Blessing of the Animals Service at National Catholic Shrine Welcomes All God’s Creatures

Though I was raised Catholic, lapsed in my middle decades, then returned to the fold, there was one religious service that I had never experienced: the Blessing of the Animals. One Sunday in July of 2011, I decided to stick around after Mass and check it out. There was an hour wait between the end of Mass and the Blessing, so I sat with a book in the outdoor plaza of The National Sanctuary of our Sorrowful Mother in Portland, also known as The Grotto.

Happy Place Number 23: The Grotto, Oregon. Even if you’re not religious, it’s a wonderful spiritual place to visit.

A photo posted by ↟Travel, Laugh, Eat.↟ (@happyhappyplaces) on

Two young people from the maintenance staff appeared to prepare for the service. “So how many animals are you expecting?” I asked. “You just never know,” answered a young woman in overalls. It was clear that both workers found my question amusing. The question would soon be answered. People begin to arrive with their pets, and soon there were as many animals as humans on the plaza. Dogs of every breed and mix, from the youngest pups to elders blessed in dog years. Cats — crated, carried, cuddled, and even on leashes. A Disney-esque Siamese here, a tailless Manx there. Other animals came in portable habitats, some draped, some showing hamsters, white mice, and other bureau-top pets. A few folks brought birds in wire cages. One woman stood out for having a smiling possum on her shoulder. There was an entrance song, “All Creatures of Our God and King,” after which Father Jack Topper, then executive director, now Rector of the Grotto, begin the service. He offered a prayer, which included the passage:

We give you thanks for the gift of all animals, but today we thank you especially for the animals who share their lives with us, who play with us, who make our lives happy and who love us faithfully.

After the service, Father Jack, known for his humor, said, “I wonder if the pets are thinking, ‘What am I doing here?’” The blessings began, with each animal and each owner getting a moment before the priest for a sprinkling of holy water and a blessing. A line to rival Holy Communion had assembled. The pets were surprisingly well behaved. Cats peered over owners’ shoulders with meows and expressions of vague interest. Golden Retrievers and Labradors heeled with characteristic aplomb, all but licking Father Jack’s hand during the blessing. There was a skittish poodle, and a resigned English bulldog who seemed to have seen it all. Some attendees brought cards to the altar, for pets passed or unable to participate. When a noisy parrot got its sprig-full of holy water, it comically fluffed its wings. The possum smiled its nocturnal smile throughout the service.

There were a couple of miscues. One tan tabby briefly escaped the lap of its owner and slinked in behind the benches. Another woman deftly grabbed the cat’s collar. Good thing; a cat lost in the wooded and craggy sanctuary might require a miracle. When two dogs got snarly with each other in line, a place change restored order.

The service was nearly over when two women, apparently mother and daughter, ascended the stone steps which led to a consecrated granite alcove.

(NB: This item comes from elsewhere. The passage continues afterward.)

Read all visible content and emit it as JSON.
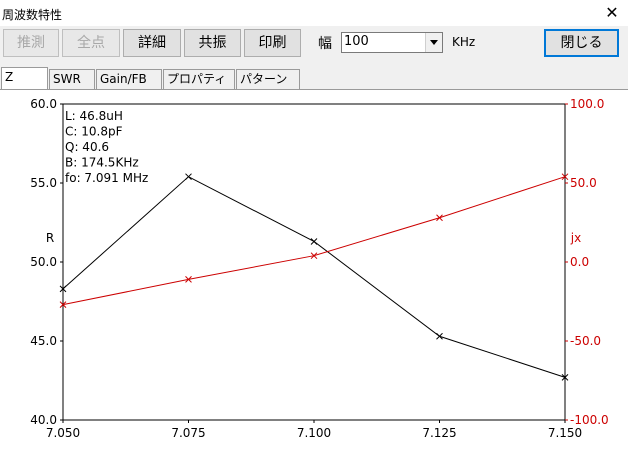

Mom looked conventional enough, but the daughter had tattoos on her arms, and piercings on her face. Around her neck was a fat python, green-gold and too comfortable around those feminine shoulders.

I was struck by the conceptual juxtaposition. The snake, serpent of Christian theology, symbol of all things fallen. It required a quick a leap of faith, as it were, to reconcile the mythos surrounding the snake and a holy blessing. The girl brought her pet forward and Father Jack conferred the blessing.

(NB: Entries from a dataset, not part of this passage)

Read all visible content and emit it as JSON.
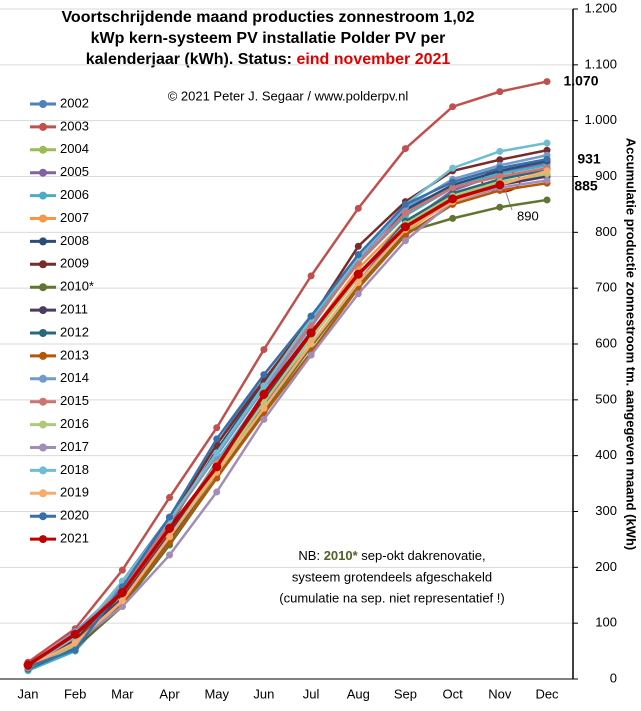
{
  "chart_data": {
    "type": "line",
    "title": [
      "Voortschrijdende maand producties zonnestroom 1,02",
      "kWp kern-systeem PV installatie Polder PV per",
      "kalenderjaar (kWh). Status:"
    ],
    "title_highlight": "eind november 2021",
    "subtitle": "© 2021 Peter J. Segaar / www.polderpv.nl",
    "y_label": "Accumulatie productie zonnestroom tm. aangegeven maand (kWh)",
    "categories": [
      "Jan",
      "Feb",
      "Mar",
      "Apr",
      "May",
      "Jun",
      "Jul",
      "Aug",
      "Sep",
      "Oct",
      "Nov",
      "Dec"
    ],
    "ylim": [
      0,
      1200
    ],
    "yticks": [
      0,
      100,
      200,
      300,
      400,
      500,
      600,
      700,
      800,
      900,
      {
        "value": 1000,
        "label": "1.000"
      },
      {
        "value": 1100,
        "label": "1.100"
      },
      {
        "value": 1200,
        "label": "1.200"
      }
    ],
    "grid": true,
    "legend": "left",
    "series": [
      {
        "name": "2002",
        "color": "#4f81bd",
        "values": [
          20,
          60,
          175,
          290,
          420,
          545,
          650,
          755,
          845,
          880,
          905,
          925
        ]
      },
      {
        "name": "2003",
        "color": "#c0504d",
        "values": [
          30,
          90,
          195,
          325,
          450,
          590,
          722,
          843,
          950,
          1025,
          1052,
          1070
        ]
      },
      {
        "name": "2004",
        "color": "#9bbb59",
        "values": [
          22,
          58,
          135,
          245,
          365,
          490,
          600,
          705,
          800,
          860,
          885,
          905
        ]
      },
      {
        "name": "2005",
        "color": "#8064a2",
        "values": [
          18,
          55,
          140,
          255,
          375,
          490,
          600,
          710,
          815,
          875,
          905,
          925
        ]
      },
      {
        "name": "2006",
        "color": "#4bacc6",
        "values": [
          15,
          50,
          145,
          260,
          390,
          510,
          640,
          745,
          830,
          880,
          905,
          920
        ]
      },
      {
        "name": "2007",
        "color": "#f79646",
        "values": [
          22,
          65,
          150,
          265,
          385,
          500,
          620,
          735,
          820,
          870,
          895,
          912
        ]
      },
      {
        "name": "2008",
        "color": "#2c4d75",
        "values": [
          20,
          60,
          155,
          275,
          410,
          530,
          645,
          755,
          840,
          885,
          910,
          928
        ]
      },
      {
        "name": "2009",
        "color": "#772c2a",
        "values": [
          25,
          70,
          160,
          285,
          420,
          535,
          645,
          775,
          855,
          910,
          930,
          947
        ]
      },
      {
        "name": "2010*",
        "color": "#5f7530",
        "values": [
          18,
          55,
          130,
          240,
          360,
          480,
          595,
          705,
          800,
          825,
          845,
          858
        ]
      },
      {
        "name": "2011",
        "color": "#4d3b62",
        "values": [
          22,
          65,
          145,
          260,
          380,
          500,
          615,
          725,
          815,
          860,
          885,
          900
        ]
      },
      {
        "name": "2012",
        "color": "#276a7c",
        "values": [
          18,
          55,
          140,
          250,
          370,
          495,
          610,
          720,
          820,
          870,
          895,
          912
        ]
      },
      {
        "name": "2013",
        "color": "#b65708",
        "values": [
          20,
          60,
          135,
          245,
          360,
          475,
          585,
          700,
          795,
          850,
          875,
          888
        ]
      },
      {
        "name": "2014",
        "color": "#729aca",
        "values": [
          22,
          85,
          165,
          280,
          400,
          520,
          630,
          750,
          845,
          895,
          920,
          938
        ]
      },
      {
        "name": "2015",
        "color": "#cd7371",
        "values": [
          25,
          80,
          160,
          280,
          405,
          525,
          635,
          745,
          835,
          880,
          900,
          915
        ]
      },
      {
        "name": "2016",
        "color": "#afc97a",
        "values": [
          20,
          60,
          140,
          255,
          375,
          495,
          610,
          720,
          815,
          865,
          890,
          905
        ]
      },
      {
        "name": "2017",
        "color": "#a18db6",
        "values": [
          20,
          65,
          130,
          222,
          335,
          465,
          580,
          690,
          785,
          855,
          880,
          893
        ]
      },
      {
        "name": "2018",
        "color": "#6fbdd1",
        "values": [
          22,
          75,
          175,
          285,
          405,
          525,
          645,
          755,
          850,
          915,
          945,
          960
        ]
      },
      {
        "name": "2019",
        "color": "#f9ab6b",
        "values": [
          22,
          65,
          140,
          255,
          370,
          485,
          600,
          710,
          805,
          855,
          885,
          910
        ]
      },
      {
        "name": "2020",
        "color": "#3a6fa8",
        "values": [
          22,
          52,
          165,
          290,
          430,
          545,
          650,
          760,
          850,
          890,
          915,
          931
        ]
      },
      {
        "name": "2021",
        "color": "#c00000",
        "values": [
          25,
          80,
          155,
          270,
          380,
          510,
          620,
          725,
          810,
          860,
          885,
          null
        ]
      }
    ],
    "annotations": [
      {
        "text": "1.070",
        "color": "#c00000"
      },
      {
        "text": "931",
        "color": "#6f9fc8"
      },
      {
        "text": "885",
        "color": "#0000cc"
      },
      {
        "text": "890",
        "color": "#c00000"
      }
    ],
    "note": {
      "prefix": "NB:",
      "highlight": "2010*",
      "rest": "sep-okt dakrenovatie,",
      "lines": [
        "systeem grotendeels afgeschakeld",
        "(cumulatie na sep. niet representatief !)"
      ]
    }
  }
}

Once home, I Google-searched “Bible” and “snake,” seeking answers about how it came that a snake and a blessing struck me as incongruous.

In Revelations, the serpent I’d learned to fear appeared: And the great dragon, that ancient serpent, who is called the Devil and Satan….

In James, prospects for the snake were better:

For every kind of beast and bird, of reptile and sea creature, can be tamed, and has been tamed by mankind.

As Genesis makes clear, God did not forget snakes when instructing Noah about the coming flood:

Of the birds according to their kinds, and of the animals according to their kinds, of every creeping thing of the ground according to its kind, two of every sort shall come in to you to keep them alive.

I’d been baptized, confirmed, made confession, received communion, attended Catholic schools, and participated in numerous Catholic weddings and funerals, rituals and observances which centered on God’s human creations. At my first Blessing of the Animals, I was reminded that the symbolism surrounding our slithery friends is an invention of the human race. The creature itself, as it lives and breathes, belongs to God.

I became a regular, each July, for the annual Blessing of the Animals, even though my dog had died in 2010.